Demonstrators across Europe were exploding with pride last weekend.
In capital cities across the continent, marchers took to the streets in their thousands to celebrate Gay Pride 2019. Last weekend was significant in the LGBT+ calendar as it marked 50 years since the famous Stonewall riots in New York.
On June 28th, 1969, a series of violent confrontations began between the LGBT+ community and police in Greenwich Village, Manhattan. Beginning outside a gay bar in Stonewall Inn, the clashes became commonly known as the Stonewall Riots. The uprisings are widely taken to be the spark which ignited the modern LGBT+ rights movement.
In recent years, however, June 28 has looked very different from its violent beginnings. With demonstrators clothed in vibrant rainbow colours and sprinkled with glitter, it was clear that the LGBT+ community today will no longer live on the margins of society.
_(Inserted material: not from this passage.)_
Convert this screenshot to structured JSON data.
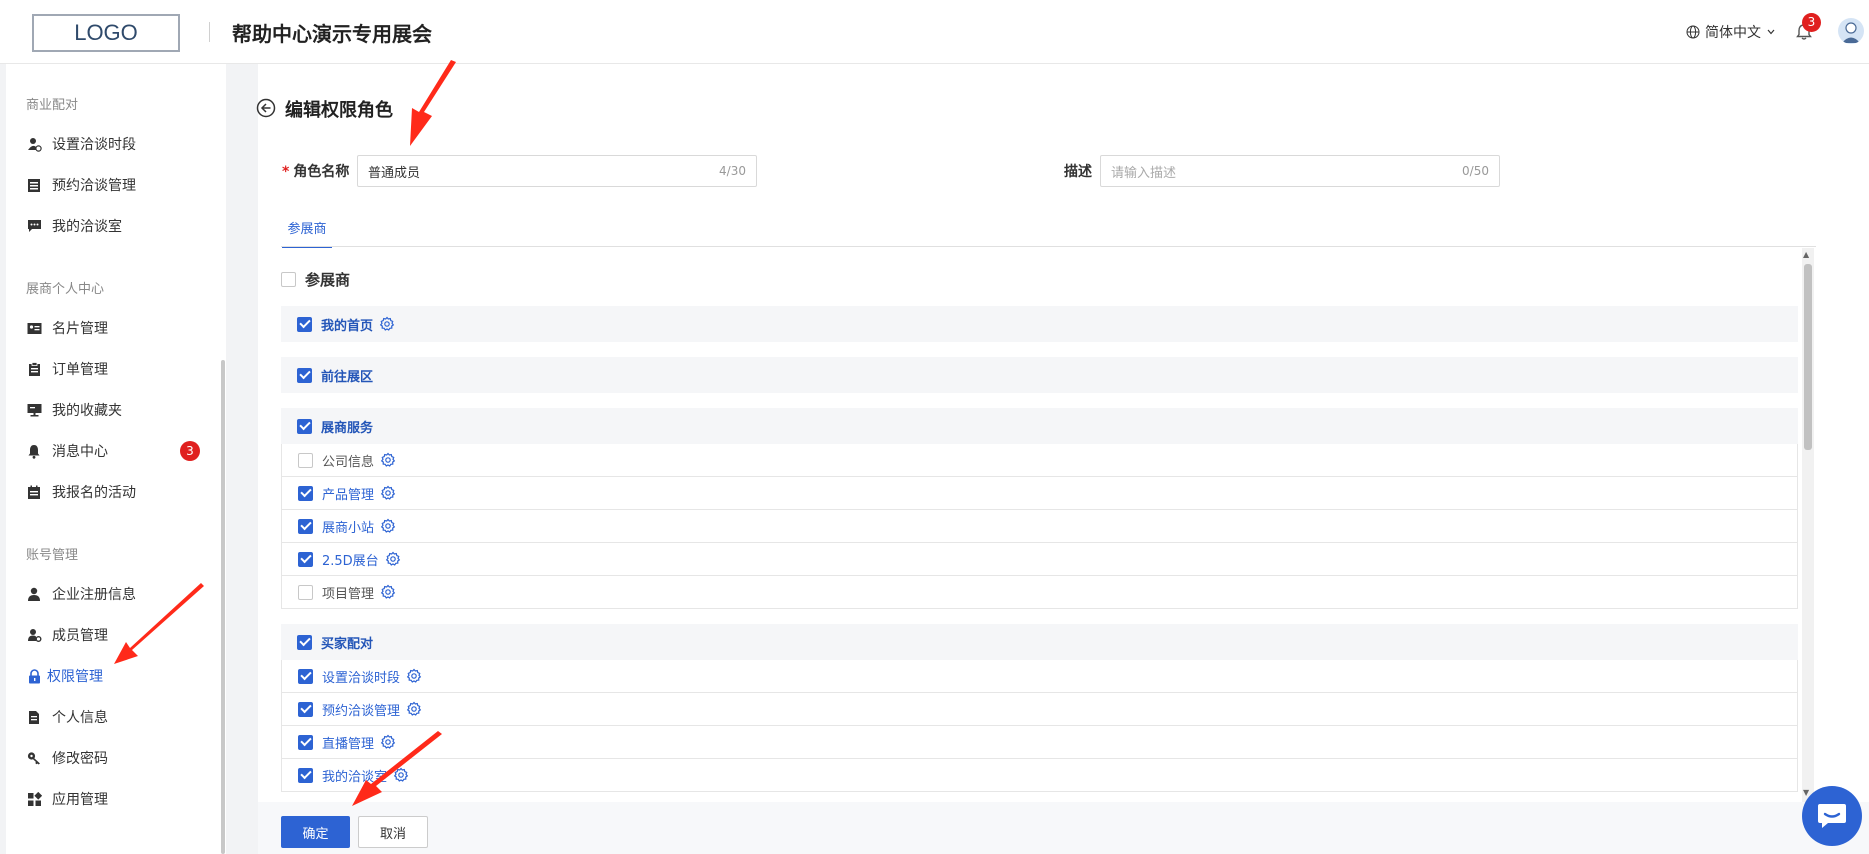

North Macedonia, a typically conservative Balkan country, held its first Gay Pride Parade on Saturday. Hundreds of activists marched through Skopje and were joined by diplomats and state officials. The decision to hold the festival has been seen by many as an effort to show the European Union that North Macedonia is progressive and respects minorities.
In the Balkans, members of the LGBT+ community face continuous discrimination and hate crimes. When the Pride parade on Saturday marched passed an Orthodox church, they were met by right-wing counter-protesters in their hundreds.